If you went to any festival that featured any of the cream of the current jazz crop this summer, the chances are that you would’ve seen and heard Joe Armon-Jones.

The pianist is the most-wanted man in British jazz music right now, playing keys for so many of this country’s most thriving artists right now. From the saxophonist, Nubya Garcia, to the might of Ezra Collective, Armon-Jones has been killing shows with the best of the best this summer and beyond.

Fresh off of Ezra’s tour, he is now onto his own one, showcasing his critically acclaimed project from earlier this year, Starting Today, released on the quite brilliant, Bronswood RecordingsWith stunning vocal performances from Oscar Jerome and perhaps most iconically, Asheber on that opening title track, the album is a massive piece of music in both size and quality as the London-based artist takes you on a 45-minute journey of contemporary, tempo-changing jazz.

Tracks like Almost Went Too Far sound like they’ve travelled in time forwards to the present day, with the record’s classic feel making it sound like a body of work that could’ve been made at any point in the past 40 or 50 years.

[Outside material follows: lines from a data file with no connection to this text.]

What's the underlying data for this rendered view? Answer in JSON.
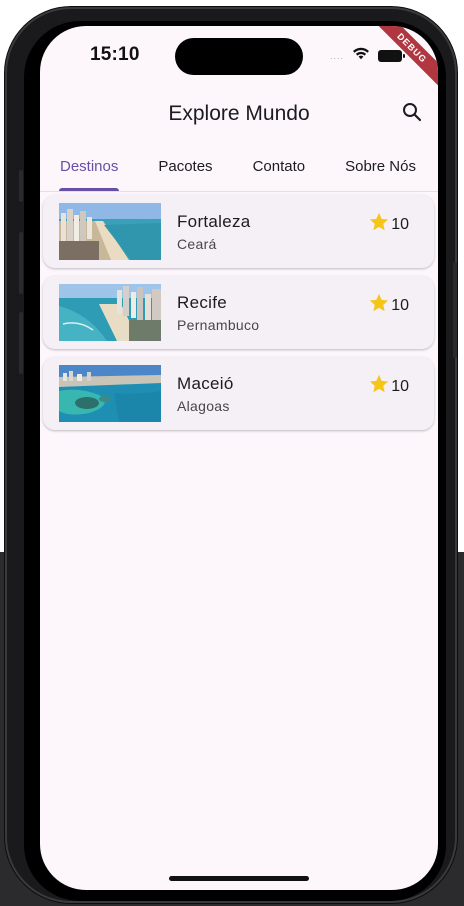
{
  "status_bar": {
    "time": "15:10",
    "signal_dots": "....",
    "icons": [
      "wifi-icon",
      "battery-icon"
    ]
  },
  "debug_banner": {
    "label": "DEBUG",
    "color": "#b0363f"
  },
  "app_bar": {
    "title": "Explore Mundo",
    "action_icon": "search-icon"
  },
  "tabs": [
    {
      "label": "Destinos",
      "active": true
    },
    {
      "label": "Pacotes",
      "active": false
    },
    {
      "label": "Contato",
      "active": false
    },
    {
      "label": "Sobre Nós",
      "active": false
    }
  ],
  "destinations": [
    {
      "name": "Fortaleza",
      "state": "Ceará",
      "rating": "10",
      "image": "city-beach-photo"
    },
    {
      "name": "Recife",
      "state": "Pernambuco",
      "rating": "10",
      "image": "coastline-photo"
    },
    {
      "name": "Maceió",
      "state": "Alagoas",
      "rating": "10",
      "image": "reef-lagoon-photo"
    }
  ],
  "colors": {
    "accent": "#6750a4",
    "background": "#fdf7fc",
    "card": "#f5f0f6",
    "star": "#f5c518"
  }
}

That is, perhaps, barring Big Sharer’s rap on the penultimate track, Ragify, as Jones, like so many of his much-talked-about contemporaries, showcases the power to break from the boundaries of the ‘UK Jazz’ tag.

Expect some stunning solos from him and his band, as well as some grooves as deep as the nearby pier-decorated sea, as Brighton’s most consistent seafront venue makes its first appearance in our Jazz… in Brighton series.